I- Após a entrada em vigor da LPTA, a suspensão de eficácia
é pedida ao tribunal competente para o recurso - em requerimento próprio apresentado, com duplicado, - ou juntamente com a petição de recurso ou previamente à interposição do recurso - conf. art. 77 n. 1, alíneas a) e b) respectivamente.

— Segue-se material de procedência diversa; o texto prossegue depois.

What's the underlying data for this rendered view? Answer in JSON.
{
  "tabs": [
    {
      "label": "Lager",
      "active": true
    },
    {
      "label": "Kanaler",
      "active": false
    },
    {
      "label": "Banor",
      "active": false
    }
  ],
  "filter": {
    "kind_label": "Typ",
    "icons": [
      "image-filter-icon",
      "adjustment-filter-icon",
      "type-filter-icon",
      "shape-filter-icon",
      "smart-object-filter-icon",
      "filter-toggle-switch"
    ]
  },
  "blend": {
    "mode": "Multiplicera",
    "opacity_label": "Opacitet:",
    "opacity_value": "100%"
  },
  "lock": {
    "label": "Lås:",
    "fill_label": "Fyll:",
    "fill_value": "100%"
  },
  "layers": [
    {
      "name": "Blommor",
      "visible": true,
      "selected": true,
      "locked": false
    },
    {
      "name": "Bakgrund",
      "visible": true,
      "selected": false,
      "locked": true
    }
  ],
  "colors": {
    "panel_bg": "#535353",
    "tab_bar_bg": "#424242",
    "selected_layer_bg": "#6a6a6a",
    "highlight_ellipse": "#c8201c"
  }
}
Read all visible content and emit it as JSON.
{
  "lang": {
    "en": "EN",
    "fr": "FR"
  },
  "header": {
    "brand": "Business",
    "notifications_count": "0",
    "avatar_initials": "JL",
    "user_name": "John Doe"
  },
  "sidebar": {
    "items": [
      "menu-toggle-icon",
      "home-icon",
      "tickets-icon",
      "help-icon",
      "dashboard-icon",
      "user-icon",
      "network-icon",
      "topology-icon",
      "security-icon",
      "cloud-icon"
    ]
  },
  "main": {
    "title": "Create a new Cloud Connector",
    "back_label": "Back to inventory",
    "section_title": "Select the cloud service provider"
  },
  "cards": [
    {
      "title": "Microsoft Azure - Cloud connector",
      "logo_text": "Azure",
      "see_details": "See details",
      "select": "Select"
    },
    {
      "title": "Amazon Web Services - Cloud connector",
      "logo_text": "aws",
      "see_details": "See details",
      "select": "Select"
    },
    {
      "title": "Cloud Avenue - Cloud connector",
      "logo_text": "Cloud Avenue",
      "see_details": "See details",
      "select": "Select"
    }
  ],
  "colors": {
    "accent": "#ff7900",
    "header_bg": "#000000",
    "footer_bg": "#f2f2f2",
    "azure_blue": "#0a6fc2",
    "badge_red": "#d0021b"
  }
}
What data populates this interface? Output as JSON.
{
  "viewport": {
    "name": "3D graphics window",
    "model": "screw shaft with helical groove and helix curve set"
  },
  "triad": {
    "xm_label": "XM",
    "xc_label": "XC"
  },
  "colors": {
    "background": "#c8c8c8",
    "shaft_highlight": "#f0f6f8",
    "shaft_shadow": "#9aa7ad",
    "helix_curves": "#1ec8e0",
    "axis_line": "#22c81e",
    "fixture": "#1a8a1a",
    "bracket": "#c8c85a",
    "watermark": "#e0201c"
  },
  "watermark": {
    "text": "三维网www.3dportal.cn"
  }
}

II- O meio processual acessório de suspensão de eficácia é, simultaneamente, um processo autónomo e instrumental em relação ao recurso directo de anulação: autónomo porque diverso no seu objecto e nos seus pressupostos; instrumental porque preordenado à realização dos fins daquele outro.
III- Não pode o requerimento inicial do incidente dar entrada em juízo - em qualquer caso - para além da data da apresentação inicial do recurso contencioso.
IV- Deve ser indeferido, por extemporâneo, o pedido de suspensão de eficácia de acto, formulado em requerimento próprio entrado em data posterior à da entrada da petição do recurso contencioso, assim como não pode tomar-se conhecimento desse pedido se formulado no articulado dessa mesma petição.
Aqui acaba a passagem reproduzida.